It may seem like 2010 was the year of the tablet, but the reality is that 2010 was really just the year of the iPad with 15 million units sold and no real competitors for the Apple tablet. However, 2011 will be very different with a diverse variety of tablet options emerging--including some particularly relevant entries from major players.
At CES 2011, almost every tech vendor in existence made some sort of announcement or displayed some sort of prototype of a tablet. There are big tablets, small tablets, Android tablets, Windows tablets, and everything in between slated to hit the streets at some point in the not too distant future.
The tablets that stand out the most, though, are the Motorola Xoom--built to run the upcoming Android Honeycomb designed specifically with tablets in mind, the BlackBerry PlayBook--running a version of QNX rather than the BlackBerry OS, and the HP WebOS tablet--running, well--WebOS. Pit those three against the expected iPad 2, and the spring of 2011 will be a very exciting one indeed for tablets.
Let's look at the choices in more detail:
The Motorola Xoom is expected to be the first tablet out of the gate running Android 3.0--a.k.a. "Honeycomb". Unlike the pint-sized Samsung Galaxy Tab doomed to running Android 2.2, the Xoom will sport a 10.1-inch touchscreen. The Xoom will also have 1280-by-800 resolution, 1GB RAM, a 1GHz processor, 32GB of internal storage, an SD card slot, 3G (and maybe 4G) and 802.11n Wi-Fi connectivity, a 5 megapixel rear-facing camera with 720p video capture, and 2 megapixel front-facing camera for video chat.
RIM's BlackBerry PlayBook has a smaller 7-inch display, but it also weighs in at less than a pound. It does not run the BlackBerry OS, but is built instead on the QNX OS. It has 1GB of RAM, a dual-core processor, dual HD cameras, HD video recording, and HDMI output. The PlayBook is also quite versatile--able to play both Apple and Microsoft proprietary audio formats, and supporting both Adobe Flash and HTML5.
HP WebOS Slates
Details continue to leak out on two WebOS tablets codenamed Opal and Topaz. The Opal is a 7-inch tablet, while the Topaz is a more iPad-like 9-inch version. Based on leaked images, it appears that the tablets will have at least a front-facing camera, and a micro USB port.
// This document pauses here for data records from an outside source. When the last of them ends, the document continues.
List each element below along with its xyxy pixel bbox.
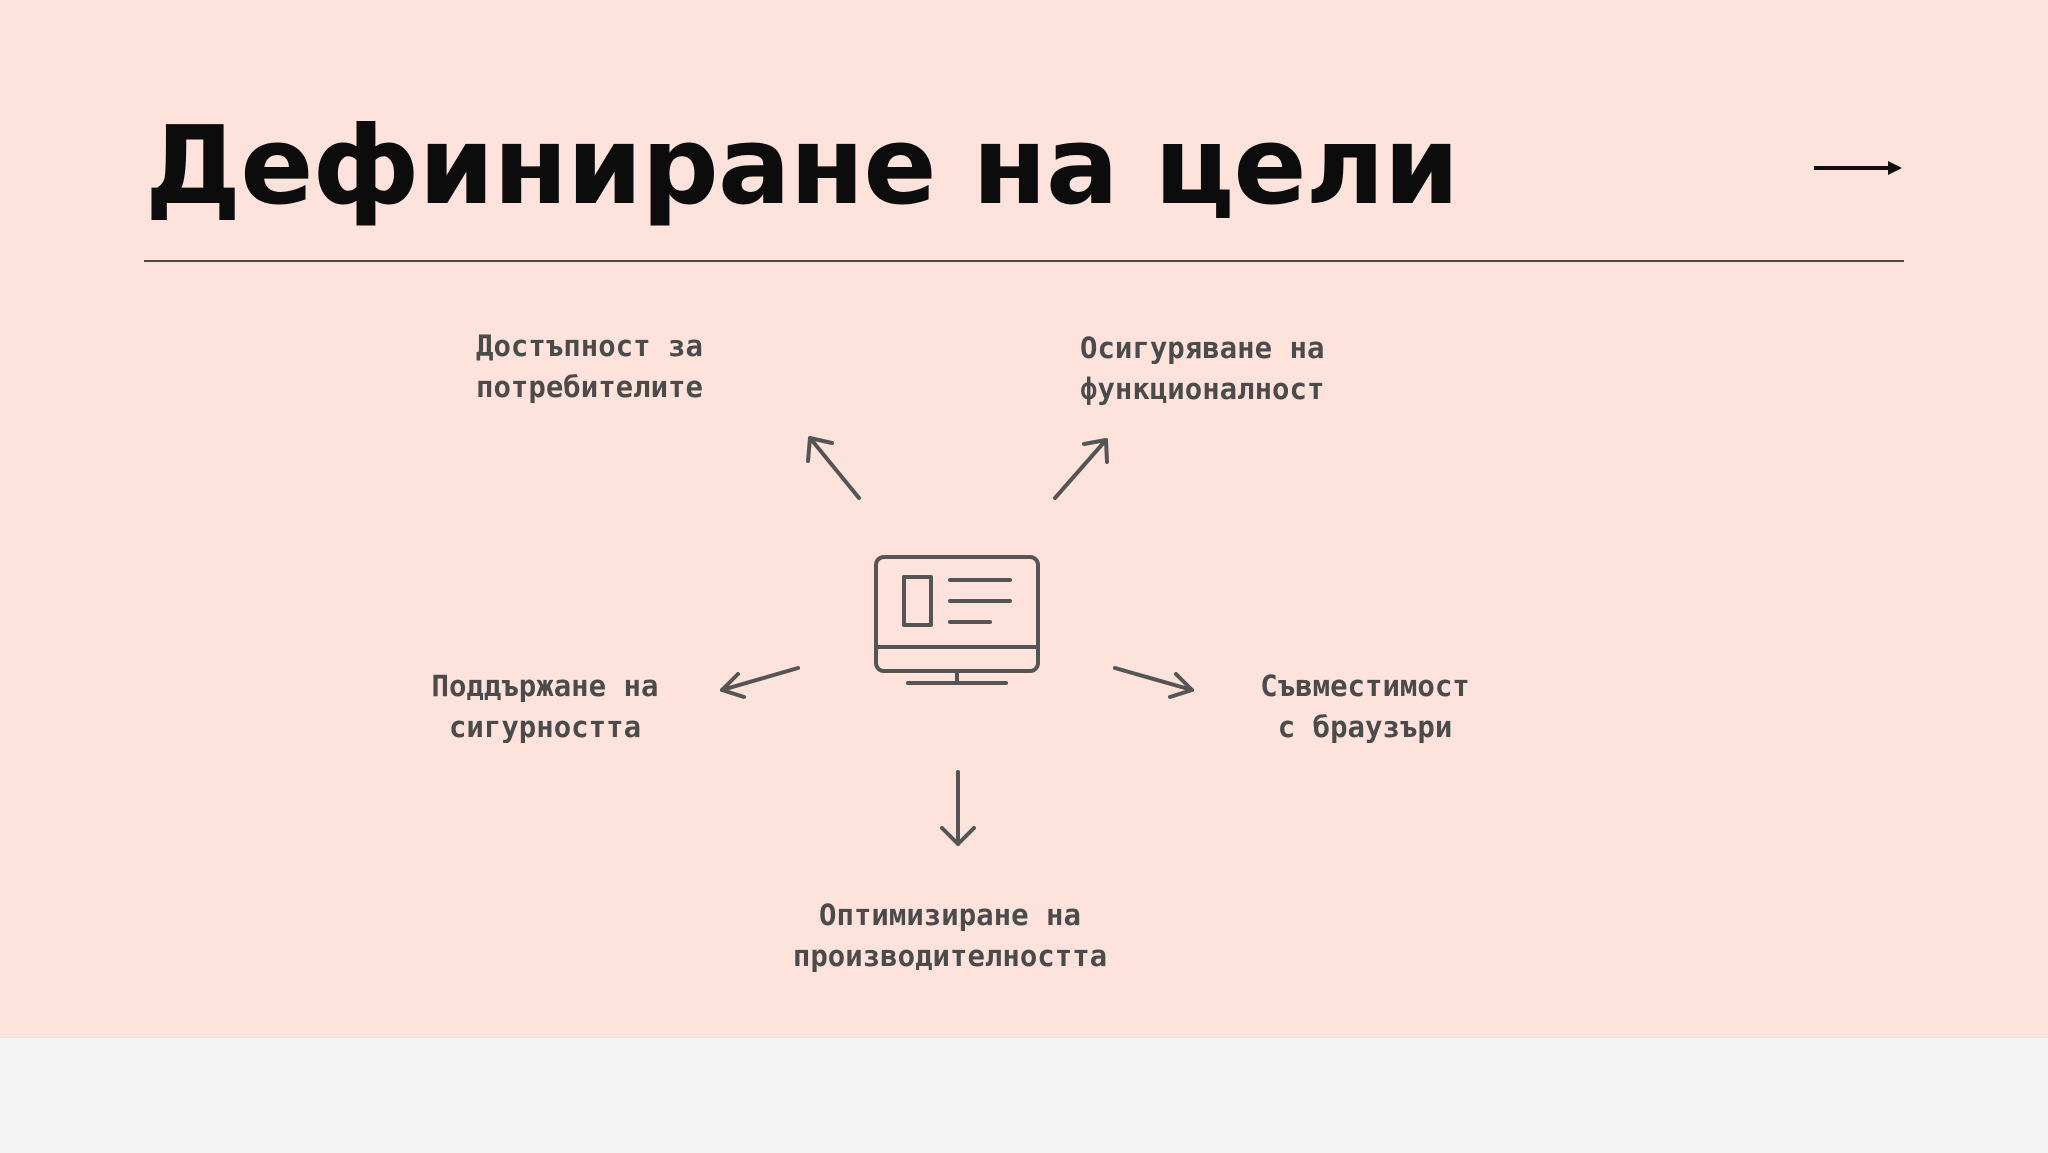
goal-functionality: Осигуряване на функционалност [1080,328,1324,410]
slide-title: Дефиниране на цели [145,104,1459,229]
goals-diagram [720,436,1194,846]
goal-security-line2: сигурността [448,710,642,744]
arrow-to-security [720,666,800,699]
next-slide-arrow-icon[interactable] [1810,148,1906,188]
arrow-to-functionality [1053,438,1109,500]
goal-security-line1: Поддържане на [431,669,659,703]
arrow-to-accessibility [806,436,861,500]
goal-performance: Оптимизиране на производителността [735,895,1165,977]
goal-accessibility-line1: Достъпност за [476,329,703,363]
goal-compatibility-line2: с браузъри [1277,710,1453,744]
arrow-to-performance [940,770,976,846]
goal-compatibility-line1: Съвместимост [1260,669,1470,703]
goal-accessibility: Достъпност за потребителите [476,326,703,408]
goal-accessibility-line2: потребителите [476,370,703,404]
monitor-icon [874,555,1040,685]
goal-compatibility: Съвместимост с браузъри [1220,666,1510,748]
footer-band [0,1037,2048,1153]
goal-functionality-line1: Осигуряване на [1080,331,1325,365]
arrow-to-compatibility [1113,666,1194,699]
goal-security: Поддържане на сигурността [380,666,710,748]
slide: Дефиниране на цели [0,0,2048,1037]
goal-performance-line1: Оптимизиране на [819,898,1081,932]
goal-performance-line2: производителността [792,939,1108,973]
title-divider [144,260,1904,262]
goal-functionality-line2: функционалност [1080,372,1325,406]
These HP tablets also have the advantage of running WebOS. Despite the fall of Palm, WebOS is actually a very capable mobile OS and possibly offers the most formidable challenge to iOS when it comes to a tablet UI. HP has a media event slated for February 9 where it is expected to announce details of these tablets.
Apple iPad 2
The iPad 2 starts with two distinct advantages over these rivals. First--there is already an iPad in existence and it has been a tremendous success. The culture is already established, and many companies are either already using the iPad, or are at least exploring the use of the Apple tablet for business. Second--because it is a second generation of an existing tablet, there is at least something tangible to measure it by, and a more concrete expectation that it will be available this spring based on Apple's standard annual product lifecycle.
Speculation has been abundant on the iPad 2 since the original iPad launched. Given the general user feedback, and the features and functions the competition is bringing to the tablet arena, it is expected to have dual cameras, possibly a dual-core processor, a significant bump in RAM, and possibly a massive increase in the resolution of the display.
Where does that leave us? Well, every device on this list is either vaporware or pure speculation at this point. Given the demand for the iPad, and the impending influx of tablets expected, it seems reasonable to believe that companies of Motorola, HP, Apple, and RIM's caliber can follow through and deliver sometime this year.
For businesses looking to hop on board the tablet bandwagon, the decision between the various platforms will be driven largely by the existing infrastructure and culture. An organization that has BlackBerry Enterprise Server in place and relies mostly on BlackBerry smartphones is likely to choose the BlackBerry PlayBook, while a company that has already embraced the iPhone and/or the original iPad would logically stick with the iOS platform.
One large x-factor will be cost. The features and functions of a given device, or how well it meshes with the existing infrastructure may be trivial if the tablet ends up costing twice as much as its rivals. If you are in the market for a tablet right now, it seems that it will be worth at least waiting a month for more details--hopefully including launch dates and pricing--to emerge on these different tablet competitors.